Avec l’appui de la coopération allemande à travers la KfW, le Fonds National de Développement Agricole (FNDA), a restitué deux études consacrées aux investissements agricoles durables et à l’accès des femmes au financement. L’initiative vise à renforcer les mécanismes de financement en faveur d’une agriculture plus inclusive et respectueuse de l’environnement.
Face aux enjeux climatiques et aux inégalités persistantes dans l’accès au financement, le secteur agricole béninois amorce une réflexion sur de nouveaux leviers d’action.

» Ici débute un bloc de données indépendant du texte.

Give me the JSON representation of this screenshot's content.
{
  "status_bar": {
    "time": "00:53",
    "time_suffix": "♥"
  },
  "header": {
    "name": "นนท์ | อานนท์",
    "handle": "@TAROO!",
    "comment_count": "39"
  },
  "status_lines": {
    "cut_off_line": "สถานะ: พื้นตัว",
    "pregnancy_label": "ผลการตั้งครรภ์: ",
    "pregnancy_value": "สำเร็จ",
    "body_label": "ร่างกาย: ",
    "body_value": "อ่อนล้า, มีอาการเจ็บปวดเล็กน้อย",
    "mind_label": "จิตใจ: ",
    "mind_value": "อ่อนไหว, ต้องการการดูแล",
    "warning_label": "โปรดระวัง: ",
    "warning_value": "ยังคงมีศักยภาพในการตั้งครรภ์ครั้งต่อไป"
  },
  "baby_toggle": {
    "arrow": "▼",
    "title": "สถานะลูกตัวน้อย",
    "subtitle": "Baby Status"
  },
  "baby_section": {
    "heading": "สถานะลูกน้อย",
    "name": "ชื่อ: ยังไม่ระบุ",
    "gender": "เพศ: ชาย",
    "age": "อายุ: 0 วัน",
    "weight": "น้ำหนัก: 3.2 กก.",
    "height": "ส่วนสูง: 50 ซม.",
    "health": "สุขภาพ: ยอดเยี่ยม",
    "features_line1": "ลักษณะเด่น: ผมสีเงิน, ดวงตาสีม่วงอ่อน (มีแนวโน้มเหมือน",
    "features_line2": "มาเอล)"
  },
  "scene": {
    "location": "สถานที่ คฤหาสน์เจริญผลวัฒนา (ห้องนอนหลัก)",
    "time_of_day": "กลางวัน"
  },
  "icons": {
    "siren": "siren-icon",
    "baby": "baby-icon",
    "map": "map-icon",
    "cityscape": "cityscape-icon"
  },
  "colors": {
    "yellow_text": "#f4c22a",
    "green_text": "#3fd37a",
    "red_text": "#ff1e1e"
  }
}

À Cotonou, le Fonds National de Développement à Agricole (FNDA) a réuni des acteurs publics, des partenaires techniques et institutions financières autour d’un atelier de restitution consacré à deux études portant sur les investissements verts et le financement des femmes entrepreneures rurales.
Organisée avec l’appui de la coopération financière allemande, à travers la KfW Banque de développement, cette rencontre s’inscrit dans le cadre de la mise en œuvre du programme « Promotion du secteur privé à travers le FNDA », soutenu à hauteur de 15 millions d’euros.
La première étude présentée met en lumière des solutions concrètes pour accompagner la transition vers une agriculture plus respectueuse de l’environnement. Elle identifie plusieurs types d’investissements capables de contribuer à l’adaptation au changement climatique.
Parmi les options proposées figurent les équipements d’irrigation solaire, les semences améliorées résistantes à la sécheresse, les engrais biologiques, la solarisation des unités de transformation ainsi que les systèmes de production de biogaz.
Ces innovations offrent des perspectives pour moderniser les chaînes de valeur agricoles tout en limitant leur impact environnemental.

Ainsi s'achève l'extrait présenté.